Can Reynolds Number be Calculated for a Random Point?

[cs003]

Hey guys,

I'm looking for a little help understanding Reynold's Number. I know that its the ratio of the inertial forces versus the viscous forces. With that being said, everywhere I look, the Reynold's Number is calculated for flow in a pipe or duct or across some sort of surface. Why can't the Reynold's Number be calculated for a random point? For example, if i was interested in the Reynold's Number of air after exiting an A/C duct how could one apply any of the general equations to that? The general equations all use some sort of characteristic length or diameter to make the calculations.
I assume air (since it is viscous) will have some effect on flow that is introduced into is (such as air exiting a duct), so I would assume there has to be a way to calculate the Reynold's Number for air (knowing the viscosity of the air and the velocity) that is not in any duct or tube or moving across any surface.

Any help understanding this would be appreciated.

Thanks.

 

[xxChrisxx]

Reynolds number isn't anything 'real' per se. Its just a non dimensional method of characterising the flow over something, as such it requires a characterisitc length.

Things that don't have simple geomoetry can be defined by many Re numbers depending on where you take the critial length.

Where you are going wrong is you are thinking that Re is a property of the fluid, which it isnt. Its a property of the flow.

 

[cs003]

I do realize that Reynold's Number is not a property of the fluid.. but is dependent on the fluids properties.
My confusion comes with determining the Reynold's number in an open environment such as a room or other open space where there are no defined boundaries where the flow exists.

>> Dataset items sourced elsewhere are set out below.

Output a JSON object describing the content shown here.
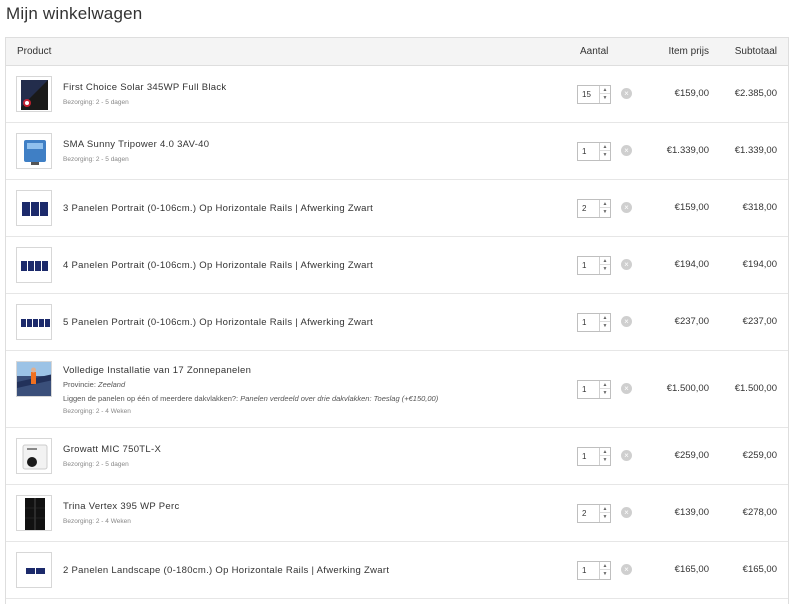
{
  "page": {
    "title": "Mijn winkelwagen"
  },
  "colors": {
    "border": "#dedede",
    "header_bg": "#f4f4f4",
    "remove_icon": "#cfcfcf"
  },
  "table": {
    "headers": {
      "product": "Product",
      "qty": "Aantal",
      "price": "Item prijs",
      "subtotal": "Subtotaal"
    },
    "items": [
      {
        "name": "First Choice Solar 345WP Full Black",
        "delivery": "Bezorging: 2 - 5 dagen",
        "qty": "15",
        "price": "€159,00",
        "subtotal": "€2.385,00",
        "thumb_icon": "solar-panel-black-icon"
      },
      {
        "name": "SMA Sunny Tripower 4.0 3AV-40",
        "delivery": "Bezorging: 2 - 5 dagen",
        "qty": "1",
        "price": "€1.339,00",
        "subtotal": "€1.339,00",
        "thumb_icon": "inverter-icon"
      },
      {
        "name": "3 Panelen Portrait (0-106cm.) Op Horizontale Rails | Afwerking Zwart",
        "qty": "2",
        "price": "€159,00",
        "subtotal": "€318,00",
        "thumb_icon": "mounting-3-panels-icon"
      },
      {
        "name": "4 Panelen Portrait (0-106cm.) Op Horizontale Rails | Afwerking Zwart",
        "qty": "1",
        "price": "€194,00",
        "subtotal": "€194,00",
        "thumb_icon": "mounting-4-panels-icon"
      },
      {
        "name": "5 Panelen Portrait (0-106cm.) Op Horizontale Rails | Afwerking Zwart",
        "qty": "1",
        "price": "€237,00",
        "subtotal": "€237,00",
        "thumb_icon": "mounting-5-panels-icon"
      },
      {
        "name": "Volledige Installatie van 17 Zonnepanelen",
        "option1_label": "Provincie:",
        "option1_value": "Zeeland",
        "option2_label": "Liggen de panelen op één of meerdere dakvlakken?:",
        "option2_value": "Panelen verdeeld over drie dakvlakken: Toeslag (+€150,00)",
        "delivery": "Bezorging: 2 - 4 Weken",
        "qty": "1",
        "price": "€1.500,00",
        "subtotal": "€1.500,00",
        "thumb_icon": "installation-photo-icon"
      },
      {
        "name": "Growatt MIC 750TL-X",
        "delivery": "Bezorging: 2 - 5 dagen",
        "qty": "1",
        "price": "€259,00",
        "subtotal": "€259,00",
        "thumb_icon": "growatt-inverter-icon"
      },
      {
        "name": "Trina Vertex 395 WP Perc",
        "delivery": "Bezorging: 2 - 4 Weken",
        "qty": "2",
        "price": "€139,00",
        "subtotal": "€278,00",
        "thumb_icon": "solar-panel-icon"
      },
      {
        "name": "2 Panelen Landscape (0-180cm.) Op Horizontale Rails | Afwerking Zwart",
        "qty": "1",
        "price": "€165,00",
        "subtotal": "€165,00",
        "thumb_icon": "mounting-landscape-icon"
      }
    ]
  }
}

So if I were to measure the velocity of the flow out of an A/C duct at a distance of 1 meter from the exit of the duct, would I consider 1 meter to be the characteristic length?

Thanks for helping.

 

[xxChrisxx]

Yep I suppose you could, but the real question is why would you want to? What is interesting about the flow in free air after a duct?

 

[cs003]

"Yep I suppose you could, but the real question is why would you want to? What is interesting about the flow in free air after a duct?"

Well there is nothing interesting in particular. That was just an example I came up with to explain my question. It had just occurred to me that there must be a way to measure flow in free air, but I couldn't seem to find anyplace that touched upon such an occurrence.

 

[minger]

To answer your question, it's quite simple really. You know the velocity, that can be measured. You also know the viscosity. That only leaves the characteristic length.

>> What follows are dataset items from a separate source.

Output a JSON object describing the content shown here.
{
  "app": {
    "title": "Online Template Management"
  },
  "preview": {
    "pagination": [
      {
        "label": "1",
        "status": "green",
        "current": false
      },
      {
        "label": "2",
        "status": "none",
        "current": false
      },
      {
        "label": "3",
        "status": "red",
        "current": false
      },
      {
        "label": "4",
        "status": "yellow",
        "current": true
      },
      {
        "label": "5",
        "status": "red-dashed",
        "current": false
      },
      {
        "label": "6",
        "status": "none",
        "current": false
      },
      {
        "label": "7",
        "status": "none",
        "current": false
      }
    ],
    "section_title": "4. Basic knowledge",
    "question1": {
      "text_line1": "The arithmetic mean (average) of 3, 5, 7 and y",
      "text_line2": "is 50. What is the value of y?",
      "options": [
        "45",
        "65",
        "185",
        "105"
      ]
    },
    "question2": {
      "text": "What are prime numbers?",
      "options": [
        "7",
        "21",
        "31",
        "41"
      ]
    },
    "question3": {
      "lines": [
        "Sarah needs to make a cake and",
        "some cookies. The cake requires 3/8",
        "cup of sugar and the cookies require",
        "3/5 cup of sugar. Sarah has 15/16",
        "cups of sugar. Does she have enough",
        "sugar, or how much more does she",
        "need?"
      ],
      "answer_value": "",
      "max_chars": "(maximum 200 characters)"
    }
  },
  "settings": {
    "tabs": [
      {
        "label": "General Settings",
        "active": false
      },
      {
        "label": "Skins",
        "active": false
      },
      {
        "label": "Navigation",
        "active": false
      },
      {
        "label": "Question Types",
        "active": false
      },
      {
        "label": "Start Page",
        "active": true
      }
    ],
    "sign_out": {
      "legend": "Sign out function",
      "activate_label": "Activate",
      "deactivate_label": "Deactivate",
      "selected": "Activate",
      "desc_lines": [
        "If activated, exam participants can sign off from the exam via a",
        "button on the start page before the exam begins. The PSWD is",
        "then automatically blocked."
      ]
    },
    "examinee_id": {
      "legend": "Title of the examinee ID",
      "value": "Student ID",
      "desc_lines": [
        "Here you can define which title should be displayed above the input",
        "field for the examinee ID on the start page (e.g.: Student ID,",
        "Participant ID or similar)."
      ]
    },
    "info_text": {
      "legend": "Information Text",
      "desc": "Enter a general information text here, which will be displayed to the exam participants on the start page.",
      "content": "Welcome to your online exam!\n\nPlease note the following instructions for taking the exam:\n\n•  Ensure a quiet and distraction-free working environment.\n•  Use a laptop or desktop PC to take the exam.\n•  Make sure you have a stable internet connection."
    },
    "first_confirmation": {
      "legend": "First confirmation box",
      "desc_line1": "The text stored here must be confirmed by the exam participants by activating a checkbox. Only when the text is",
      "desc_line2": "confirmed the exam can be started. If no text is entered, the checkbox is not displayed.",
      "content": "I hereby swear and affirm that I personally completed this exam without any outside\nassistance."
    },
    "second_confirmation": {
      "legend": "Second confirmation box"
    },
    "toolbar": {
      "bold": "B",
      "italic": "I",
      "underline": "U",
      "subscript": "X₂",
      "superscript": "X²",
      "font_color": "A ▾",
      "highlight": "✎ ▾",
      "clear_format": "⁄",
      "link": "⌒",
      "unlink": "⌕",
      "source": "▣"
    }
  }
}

Make it whatever you want. It can be the length of the room, the height of the room; your height, the height of the door, diameter of your car's wheels. It can really be whatever you want. The reason for this causes some (ok, maybe just me) a lot of confusion when reading literature. Different people use different characteristic lengths for various non-dimensional parameters.

In short, when considering a Reynolds number, it is imperative that the characteristic distance is specified along with it.

 

[Astronuc]

so I would assume there has to be a way to calculate the Reynold's Number for air (knowing the viscosity of the air and the velocity) that is not in any duct or tube or moving across any surface.

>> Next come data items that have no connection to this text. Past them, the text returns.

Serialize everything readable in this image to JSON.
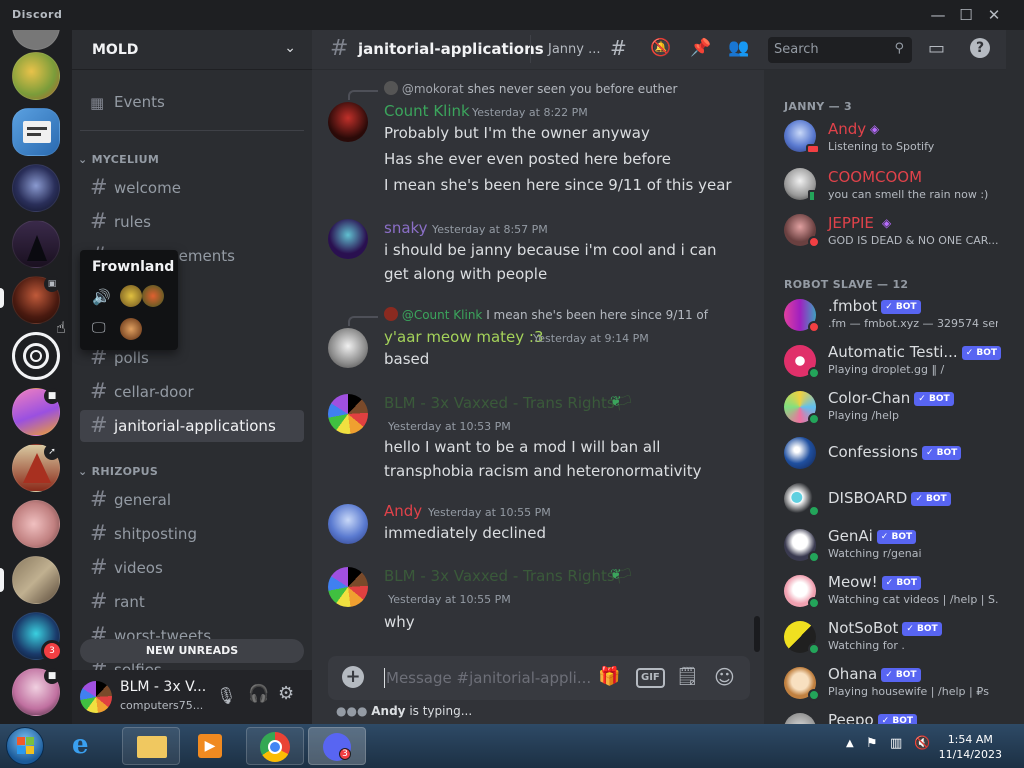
{
  "app": {
    "title": "Discord"
  },
  "window_controls": {
    "minimize": "—",
    "maximize": "☐",
    "close": "✕"
  },
  "server": {
    "name": "MOLD",
    "events_label": "Events"
  },
  "categories": [
    {
      "name": "MYCELIUM",
      "channels": [
        "welcome",
        "rules",
        "announcements",
        "polls",
        "cellar-door",
        "janitorial-applications"
      ]
    },
    {
      "name": "RHIZOPUS",
      "channels": [
        "general",
        "shitposting",
        "videos",
        "rant",
        "worst-tweets",
        "selfies"
      ]
    }
  ],
  "active_channel": "janitorial-applications",
  "new_unreads_label": "NEW UNREADS",
  "tooltip": {
    "server_name": "Frownland"
  },
  "guild_badges": {
    "mentions": "3"
  },
  "user_panel": {
    "name": "BLM - 3x V...",
    "status": "computers75..."
  },
  "header": {
    "channel": "janitorial-applications",
    "topic": "Janny ...",
    "search_placeholder": "Search"
  },
  "messages": [
    {
      "reply_to": "@mokorat",
      "reply_text": "shes never seen you before euther",
      "author": "Count Klink",
      "author_color": "#3ba55c",
      "time": "Yesterday at 8:22 PM",
      "lines": [
        "Probably but I'm the owner anyway",
        "Has she ever even posted here before",
        "I mean she's been here since 9/11 of this year"
      ]
    },
    {
      "author": "snaky",
      "author_color": "#8b6fc7",
      "time": "Yesterday at 8:57 PM",
      "lines": [
        "i should be janny because i'm cool and i can",
        "get along with people"
      ]
    },
    {
      "reply_to": "@Count Klink",
      "reply_text": "I mean she's been here since 9/11 of",
      "author": "y'aar meow matey :3",
      "author_color": "#a4d25a",
      "time": "Yesterday at 9:14 PM",
      "lines": [
        "based"
      ]
    },
    {
      "author": "BLM - 3x Vaxxed - Trans Rights🏳",
      "author_color": "#3a5a3a",
      "time": "Yesterday at 10:53 PM",
      "lines": [
        "hello I want to be a mod I will ban all",
        "transphobia racism and heteronormativity"
      ]
    },
    {
      "author": "Andy",
      "author_color": "#e0424a",
      "time": "Yesterday at 10:55 PM",
      "lines": [
        "immediately declined"
      ]
    },
    {
      "author": "BLM - 3x Vaxxed - Trans Rights🏳",
      "author_color": "#3a5a3a",
      "time": "Yesterday at 10:55 PM",
      "lines": [
        "why"
      ]
    }
  ],
  "composer": {
    "placeholder": "Message #janitorial-appli..."
  },
  "typing": {
    "user": "Andy",
    "text": "is typing..."
  },
  "member_sections": [
    {
      "title": "JANNY — 3",
      "members": [
        {
          "name": "Andy",
          "color": "#e0424a",
          "activity": "Listening to Spotify",
          "status": "mobile"
        },
        {
          "name": "COOMCOOM",
          "color": "#e0424a",
          "activity": "you can smell the rain now :)",
          "status": "mobile"
        },
        {
          "name": "JEPPIE",
          "color": "#e0424a",
          "activity": "GOD IS DEAD & NO ONE CAR...",
          "status": "dnd"
        }
      ]
    },
    {
      "title": "ROBOT SLAVE — 12",
      "members": [
        {
          "name": ".fmbot",
          "color": "#dbdee1",
          "activity": ".fm — fmbot.xyz — 329574 ser...",
          "bot": "✓ BOT",
          "status": "dnd"
        },
        {
          "name": "Automatic Testi...",
          "color": "#dbdee1",
          "activity": "Playing droplet.gg ‖ /",
          "bot": "✓ BOT",
          "status": "online"
        },
        {
          "name": "Color-Chan",
          "color": "#dbdee1",
          "activity": "Playing /help",
          "bot": "✓ BOT",
          "status": "online"
        },
        {
          "name": "Confessions",
          "color": "#dbdee1",
          "activity": "",
          "bot": "✓ BOT",
          "status": "online"
        },
        {
          "name": "DISBOARD",
          "color": "#dbdee1",
          "activity": "",
          "bot": "✓ BOT",
          "status": "online"
        },
        {
          "name": "GenAi",
          "color": "#dbdee1",
          "activity": "Watching r/genai",
          "bot": "✓ BOT",
          "status": "online"
        },
        {
          "name": "Meow!",
          "color": "#dbdee1",
          "activity": "Watching cat videos | /help | S...",
          "bot": "✓ BOT",
          "status": "online"
        },
        {
          "name": "NotSoBot",
          "color": "#dbdee1",
          "activity": "Watching for .",
          "bot": "✓ BOT",
          "status": "online"
        },
        {
          "name": "Ohana",
          "color": "#dbdee1",
          "activity": "Playing housewife | /help | ₽s",
          "bot": "✓ BOT",
          "status": "online"
        },
        {
          "name": "Peepo",
          "color": "#dbdee1",
          "activity": "",
          "bot": "✓ BOT",
          "status": "online"
        }
      ]
    }
  ],
  "taskbar": {
    "time": "1:54 AM",
    "date": "11/14/2023",
    "discord_badge": "3"
  }
}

Far away from a surface, there is very little shear, and consequently very little gradient in velocity or in pressure differential.

At (in contact with) a surface, the velocity of the fluid parallel to the surface is taken as 0. This is because the atoms/molecules are in contact (interacting) with the surface. As one moves away from the surface, the velocity increases to the 'free stream' velocity, so there is a gradient, and that is related to the viscosity of the fluid.

 

[jaap de vries]

In short, when considering a Reynolds number, it is imperative that the characteristic distance is specified along with it.

When there is risk of ambiguity, absolutely.